Let's say we have three integers which are evenly spaced. We can represent those integers by x, x + k, and x + 2k. If k is not divisibe by 3, then the remainder when k is divided by 3 is either 1 or 2. If it is 1, then the remainder when 2k is divided by 3 is 2. If it is 2, then the remainder when 2k is divided by 3 is 1. So we know exactly one of k and 2k produce a remainder of 1 when divided by 3, and exactly one of those numbers produce a remainder of 2 when divided by 3.
If x is divisible by 3, then the product x * (x + k) * (x + 2k) is divisible by 3 because x is divisible by 3.
If x produces a remainder of 1 when divided by 3, then adding either k or 2k (the one producing a remainder of 2) will produce a remainder of 0 when divided by 3; i.e. it will be a multiple of 3.
If x produces a remainder of 2 when divided by 3, then again adding either k or 2k (this time, the one producing a remainder of 1) will produce a remainder of 0 when divided by 3.

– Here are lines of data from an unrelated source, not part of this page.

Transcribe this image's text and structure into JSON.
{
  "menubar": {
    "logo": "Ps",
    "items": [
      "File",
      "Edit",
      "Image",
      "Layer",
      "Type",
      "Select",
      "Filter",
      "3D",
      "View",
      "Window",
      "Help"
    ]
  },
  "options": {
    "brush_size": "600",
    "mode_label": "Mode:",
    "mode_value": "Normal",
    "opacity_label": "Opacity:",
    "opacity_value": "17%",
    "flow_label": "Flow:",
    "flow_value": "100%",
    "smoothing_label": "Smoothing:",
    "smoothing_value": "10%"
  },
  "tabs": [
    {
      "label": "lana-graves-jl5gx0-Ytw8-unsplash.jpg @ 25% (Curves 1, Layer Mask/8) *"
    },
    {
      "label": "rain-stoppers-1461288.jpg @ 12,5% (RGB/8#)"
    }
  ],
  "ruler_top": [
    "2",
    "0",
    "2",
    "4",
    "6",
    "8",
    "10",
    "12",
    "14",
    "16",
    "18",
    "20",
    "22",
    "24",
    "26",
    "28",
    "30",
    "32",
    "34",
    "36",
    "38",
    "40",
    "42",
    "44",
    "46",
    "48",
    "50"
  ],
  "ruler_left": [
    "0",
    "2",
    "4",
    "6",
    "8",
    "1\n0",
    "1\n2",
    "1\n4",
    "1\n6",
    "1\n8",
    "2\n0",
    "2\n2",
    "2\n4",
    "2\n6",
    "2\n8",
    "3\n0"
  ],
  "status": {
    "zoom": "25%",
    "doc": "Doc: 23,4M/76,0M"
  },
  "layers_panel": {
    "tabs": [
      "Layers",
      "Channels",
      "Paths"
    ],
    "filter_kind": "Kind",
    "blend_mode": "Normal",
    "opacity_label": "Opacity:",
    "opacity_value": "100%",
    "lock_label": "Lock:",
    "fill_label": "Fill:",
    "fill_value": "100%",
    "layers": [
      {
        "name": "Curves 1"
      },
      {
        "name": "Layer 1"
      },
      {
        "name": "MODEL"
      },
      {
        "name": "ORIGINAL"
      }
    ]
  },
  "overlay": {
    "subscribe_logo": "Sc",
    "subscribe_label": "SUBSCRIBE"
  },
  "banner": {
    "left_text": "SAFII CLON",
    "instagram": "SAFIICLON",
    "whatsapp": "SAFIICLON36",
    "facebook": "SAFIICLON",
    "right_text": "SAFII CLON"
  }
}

We see that as long as k is not a multiple of 3, one of x, x + k or x + 2k will be a multiple of 3, which means that the product x(x + k)(x + 2k) will be divisible by 3.
We can actually apply this principle directly to the numbers n - 4, n, and n + 4 by letting x = n - 4 and k = 4 to conclude that the product (n - 4)(n)(n + 4) must be divisible by 3.